Stephen Greenblatt’s superb skills as a literary historian and critic are thrillingly on display in “Dark Renaissance: The Dangerous Times and Fatal Genius of Shakespeare’s Greatest Rival.”
In this riveting reassessment of the short, turbulent life of the Elizabethan dramatist and poet Christopher “Kit” Marlowe, Greenblatt argues that Marlowe, with his dazzling eloquence, “offered poetic liberation” to an English culture that had been stifled by onerous government censorship.
But Marlowe was actually more of a trailblazer than a competitor to the Bard of Avon, the subject of Greenblatt’s Pulitzer prize-winning “Will in the World” and several other books. The two men were born just two months apart, although Shakespeare outlived Marlowe by 23 years.
Why We Wrote This
Before Shakespeare, there was Christopher Marlowe, whose poetry lifted up Elizabethan drama and augured a rivalry with the Bard of Avon. A Latin scholar who loved language, Marlowe broke through rigid conventions and government censorship to write plays that set the culture on its head.
Greenblatt’s gripping portrait of Marlowe is set against the backdrop of Queen Elizabeth I’s brutally repressive regime. It was a society in which dissent of any kind was met with imprisonment, torture, hanging, or beheading. Punishable offenses included blasphemy, heresy, homosexuality, and any suspicions of Roman Catholic leanings (or a desire to replace Queen Elizabeth with her Catholic cousin, Mary Queen of Scots).
“Dark Renaissance” makes an eloquent case for the provocative beauty and sly unorthodoxy of Marlowe’s major plays, “Tamburlaine the Great” and “Doctor Faustus.” Greenblatt writes: “He had made it possible to write in a new way about violence, ambition, greed, and desire.”
Marlowe, the son of a poor Canterbury cobbler, and Shakespeare, the son of a Stratford glover and alderman, were both unlikely artistic geniuses, provincials in a nation in which social class was rigidly fixed. Shakespeare’s formal education ceased at around age 14, but Marlowe, who attended The King’s School in Canterbury and Corpus Christi College, Cambridge University on scholarships, earned B.A. and M.A. degrees, tickets to gentleman status.

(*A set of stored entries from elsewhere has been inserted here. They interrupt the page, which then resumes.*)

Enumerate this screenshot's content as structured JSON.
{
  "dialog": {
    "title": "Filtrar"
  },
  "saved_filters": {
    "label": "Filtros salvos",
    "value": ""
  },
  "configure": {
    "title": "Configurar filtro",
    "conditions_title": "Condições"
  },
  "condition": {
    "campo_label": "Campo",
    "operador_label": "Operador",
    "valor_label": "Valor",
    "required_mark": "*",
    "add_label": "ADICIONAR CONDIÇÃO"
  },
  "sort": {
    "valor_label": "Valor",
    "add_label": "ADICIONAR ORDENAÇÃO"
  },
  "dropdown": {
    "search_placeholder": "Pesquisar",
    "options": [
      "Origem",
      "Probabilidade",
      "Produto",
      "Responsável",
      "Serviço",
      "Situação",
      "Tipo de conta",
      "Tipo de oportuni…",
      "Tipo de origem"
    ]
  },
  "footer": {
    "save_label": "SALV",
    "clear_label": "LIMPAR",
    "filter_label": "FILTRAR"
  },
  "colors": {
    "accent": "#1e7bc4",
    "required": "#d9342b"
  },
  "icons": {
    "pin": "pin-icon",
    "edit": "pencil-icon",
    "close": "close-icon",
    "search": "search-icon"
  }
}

As in “Will in the World,” Greenblatt describes the harshness of an educational system in which Latin was literally beaten into students. Yet Marlowe thrived at school. Reading Homer, Sophocles, Erasmus, and Aesop, he encountered ideas that opened up the world to him – and awakened his curiosity and skepticism.
Instead of following the safe path to a position in the Anglican ministry for which he felt no calling, Marlowe chose a riskier pursuit that offered less stability and no guarantee of success: writing. While still in Cambridge, he translated Ovid’s “racy, urbane” “Amores” from Latin, capturing the quickness of the original by adroitly reducing the syllables in each line of the rhyming couplets from 14 to 10. Greenblatt notes that pentameter quickly “became the standard meter for classical translations in English.”
In 1587, 23-year-old Marlowe moved to London, where he wrote “Tamburlaine,” the first of the seven plays he would produce in what turned out to be his last six years. He delighted in shocking his audiences with dramas which, like the times in which he lived, were rife with violence.
Greenblatt does yeoman’s work untangling the backstabbing, dog-eat-dog network of government spies in which it was all too easy to become ensnared. Marlowe lived in “a world in which virtually everyone was in disguise and it was fantastically difficult to know whom to trust,” he writes, though the particulars of Marlowe’s involvement in these activities remain elusive due to lack of documentation.
Greenblatt doesn’t stint on praise for his subject. He credits Marlowe with awakening “the genius of the English Renaissance,” and calls “Doctor Faustus” “the single greatest tragedy ever written about an alienated intellectual.” He flags Marlowe’s innovative, unrhymed iambic pentameter as a literary game-changer that influenced Shakespeare and succeeding generations of playwrights.
Oh, to be a student in one of Greenblatt’s Harvard classes! As a scholar, he earns our trust by backing up his bold accolades with the careful research and astute textual analyses for which he is justly celebrated. But then he goes a step further, and admits when he is unable to nail down details with certainty. These include the exact circumstances of Marlowe’s death (he was stabbed in a pub brawl, according to popular lore), and whether the portrait of a young man at Corpus Christi College on the cover of this book is actually Marlowe. In the book’s endnotes, Greenblatt explains – with evident regret – that because of the paucity of records of Marlowe’s life, he has had to resort to speculation and guesswork, “conspicuously marked by words like perhaps and phrases like may have and could have.”
With its mix of fastidious scholarship, storytelling chops, and educated guesswork, “Dark Renaissance” illuminates a cause for celebration in an age of darkness: the daring life and work of Christopher Marlowe. It also brings home the importance of studying history and the humanities, and serves as a potent reminder of the damage wrought by unchecked power and a society in which “new frontiers of inquiry were kept shut.”